Krzysztof Warlikowski assure à l’Opéra Berlioz de Montpellier, du 15 au 19 mai, la reprise de sa mise en scène de Poppea e Nerone, production créée à Madrid en juin 2012 à partir de la nouvelle orchestration de L’Incoronazione di Poppea réalisée par le compositeur belge Philippe Boesmans. Disponible et courtois, c’est dans un français impeccable qu’il a accepté de répondre à nos questions.
Dans Poppea e Nerone, vous avez inventé un prologue nouveau, qui précède celui de Busenello. Comment vous est venue cette idée ?
De la lecture du livret et du personnage de Sénèque. L’œuvre rassemble des personnages historiques de la même génération, Nerone, Poppea, Ottavia, Ottone. Ils forment une classe d’âge. Sénèque aurait pu être leur professeur, du reste il a été le précepteur de Néron. Voilà comment j’ai eu l’idée de les rassembler autour de lui alors qu’il leur fait sa dernière lecture, avant de raconter leur histoire, quelques années après que cet enseignement a pris fin. Je me suis inspiré du dernier cours de Michel Foucault, comme un hommage.
Pourquoi montrer Sénèque malheureux alors que pour Busenello (II,1) il est serein ?
Parce que même si vous êtes un philosophe, quand on vous annonce que vous allez mourir, vous ne restez pas serein. Entendre une sentence, çà ne laisse pas indifférent, même si l’on est un stoïcien ! Quand on vous dit que vous avez un cancer, qu’il ne vous reste que quelques jours à vivre, peut-on rester impassible ? C’est humain de réagir.
Sénèque a échoué à rendre Néron vertueux. Est-ce son échec ou celui de la philosophie ?
C’est plutôt l’échec des philosophes qui s’allient avec le pouvoir dans l’espoir de l’influencer. Ils perdent toujours, ils se compromettent et ils échouent, on a vu cela au XXe siècle avec les Soviétiques, le marxisme, le fascisme, avec les nazis…Comme Sénèque des philosophes ont rêvé de former le gouvernant idéal, l’homme de pouvoir nouveau. C’est une alliance contre-nature dont les philosophes finissent par être les victimes, et cet échec est évidemment très douloureux.

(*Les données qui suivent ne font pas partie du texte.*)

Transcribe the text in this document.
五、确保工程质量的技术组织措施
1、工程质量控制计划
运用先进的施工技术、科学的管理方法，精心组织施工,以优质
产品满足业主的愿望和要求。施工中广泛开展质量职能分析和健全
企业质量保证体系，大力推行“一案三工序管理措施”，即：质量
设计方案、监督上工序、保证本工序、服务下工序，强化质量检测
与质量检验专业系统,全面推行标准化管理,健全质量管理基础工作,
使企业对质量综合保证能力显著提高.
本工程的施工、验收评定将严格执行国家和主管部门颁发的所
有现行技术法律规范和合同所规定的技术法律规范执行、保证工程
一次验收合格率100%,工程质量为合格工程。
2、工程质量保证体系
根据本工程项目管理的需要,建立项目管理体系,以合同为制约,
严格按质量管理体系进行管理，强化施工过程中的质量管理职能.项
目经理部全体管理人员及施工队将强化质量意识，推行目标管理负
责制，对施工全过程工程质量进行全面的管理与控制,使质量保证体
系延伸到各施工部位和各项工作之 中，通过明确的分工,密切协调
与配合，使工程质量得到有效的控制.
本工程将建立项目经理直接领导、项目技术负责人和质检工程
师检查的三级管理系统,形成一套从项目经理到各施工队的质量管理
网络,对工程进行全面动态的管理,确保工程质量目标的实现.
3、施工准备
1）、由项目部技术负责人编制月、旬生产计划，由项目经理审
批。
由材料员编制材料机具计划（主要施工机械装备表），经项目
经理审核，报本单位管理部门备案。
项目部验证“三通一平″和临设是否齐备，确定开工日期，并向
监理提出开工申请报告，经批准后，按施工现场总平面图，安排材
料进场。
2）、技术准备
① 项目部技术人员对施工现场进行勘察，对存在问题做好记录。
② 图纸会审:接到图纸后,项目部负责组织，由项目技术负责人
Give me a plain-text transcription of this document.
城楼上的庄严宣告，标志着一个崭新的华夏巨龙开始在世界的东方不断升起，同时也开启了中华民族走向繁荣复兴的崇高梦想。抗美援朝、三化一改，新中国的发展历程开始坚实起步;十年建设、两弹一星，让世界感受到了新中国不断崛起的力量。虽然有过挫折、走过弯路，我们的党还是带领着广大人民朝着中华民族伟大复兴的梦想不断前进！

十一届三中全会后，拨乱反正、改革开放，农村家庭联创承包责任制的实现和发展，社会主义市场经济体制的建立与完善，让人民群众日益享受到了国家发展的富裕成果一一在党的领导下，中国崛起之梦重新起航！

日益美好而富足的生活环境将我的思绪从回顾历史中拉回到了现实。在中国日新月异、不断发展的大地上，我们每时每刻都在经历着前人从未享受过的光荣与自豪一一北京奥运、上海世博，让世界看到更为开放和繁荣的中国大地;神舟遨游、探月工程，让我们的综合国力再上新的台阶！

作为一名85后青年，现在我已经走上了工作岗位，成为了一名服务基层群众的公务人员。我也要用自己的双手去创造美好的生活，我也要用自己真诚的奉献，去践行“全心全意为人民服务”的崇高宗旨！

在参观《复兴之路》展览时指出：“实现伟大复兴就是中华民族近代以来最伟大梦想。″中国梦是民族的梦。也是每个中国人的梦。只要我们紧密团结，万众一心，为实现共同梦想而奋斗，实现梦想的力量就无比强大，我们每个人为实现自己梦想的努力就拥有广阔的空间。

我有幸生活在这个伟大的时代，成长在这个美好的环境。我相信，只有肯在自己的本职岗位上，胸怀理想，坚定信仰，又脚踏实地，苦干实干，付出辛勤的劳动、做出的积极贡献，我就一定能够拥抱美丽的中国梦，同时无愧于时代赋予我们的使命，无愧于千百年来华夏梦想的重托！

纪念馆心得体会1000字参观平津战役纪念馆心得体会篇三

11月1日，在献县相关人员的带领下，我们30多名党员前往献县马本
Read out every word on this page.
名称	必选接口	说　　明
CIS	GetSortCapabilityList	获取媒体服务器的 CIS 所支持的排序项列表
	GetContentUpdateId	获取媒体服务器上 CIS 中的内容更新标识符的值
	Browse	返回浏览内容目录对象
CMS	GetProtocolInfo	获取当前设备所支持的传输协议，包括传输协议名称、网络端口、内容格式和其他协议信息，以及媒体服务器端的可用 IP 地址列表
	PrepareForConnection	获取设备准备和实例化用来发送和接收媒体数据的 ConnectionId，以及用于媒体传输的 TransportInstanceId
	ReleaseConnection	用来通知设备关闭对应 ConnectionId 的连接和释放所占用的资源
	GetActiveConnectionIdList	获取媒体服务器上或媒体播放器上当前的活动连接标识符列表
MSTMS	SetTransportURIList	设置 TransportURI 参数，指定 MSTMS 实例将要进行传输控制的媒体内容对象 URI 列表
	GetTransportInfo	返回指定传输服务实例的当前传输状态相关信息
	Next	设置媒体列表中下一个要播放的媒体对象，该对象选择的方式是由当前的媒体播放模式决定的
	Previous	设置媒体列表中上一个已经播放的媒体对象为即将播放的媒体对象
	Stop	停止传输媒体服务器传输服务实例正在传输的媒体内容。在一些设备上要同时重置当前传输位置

Votre Sénèque regrette d’avoir sacrifié l’amour à la connaissance. Un peu comme Faust ?
Pas vraiment. Il n’y a pas chez Sénèque cet appétit universel, cette convoitise qui tend vers la domination. L’ambition de Sénèque est juste humaniste, pour lui et pour les autres. Bien sûr, le titre peut laisser croire à une histoire d’amour, mais c’est Roméo et Juliette chez les monstres. Le cynisme d’Amore, dans le prologue de l’opéra, je le conçois comme adressé à Sénèque ou peut-être émanant de sa méditation. Alors, a-t-il raté sa vie parce qu’il n’a pas eu d’histoire d’amour ? Oserait-on dire que Foucault a raté sa vie ?
Votre travail suscite souvent la controverse. Le souhaitez-vous ?
Ce n’est ni programmé ni voulu. Je ne cherche pas la provocation. Mais l’art ne nous dit pas des futilités, les artistes comme Verdi ne composent pas pour ne rien dire. Ils s’engagent dans leur art. J’ai des choses à dire, un niveau de responsabilité dans une production qui engage des fonds publics. Cela peut déplaire à qui considère que l’opéra est fait pour distraire. Mais il est rempli de drames, de parricides, de meurtres ! La matière de l’opéra ce sont les souffrances de l’être humain. Je cherche à les mettre en lumière. Et cela peut déranger. Mais c’est la nature de l’opéra de déranger.
Y a-t-il une œuvre que vous désireriez particulièrement porter à la scène ?
Non, pas dans l’absolu. Je suis particulièrement heureux d’avoir pu monter Wozzeck et Lulu, mais je suis ouvert à tous les répertoires, je suis curieux de nouveaux univers acoustiques et dramatiques, je suis toujours content de découvrir une esthétique nouvelle.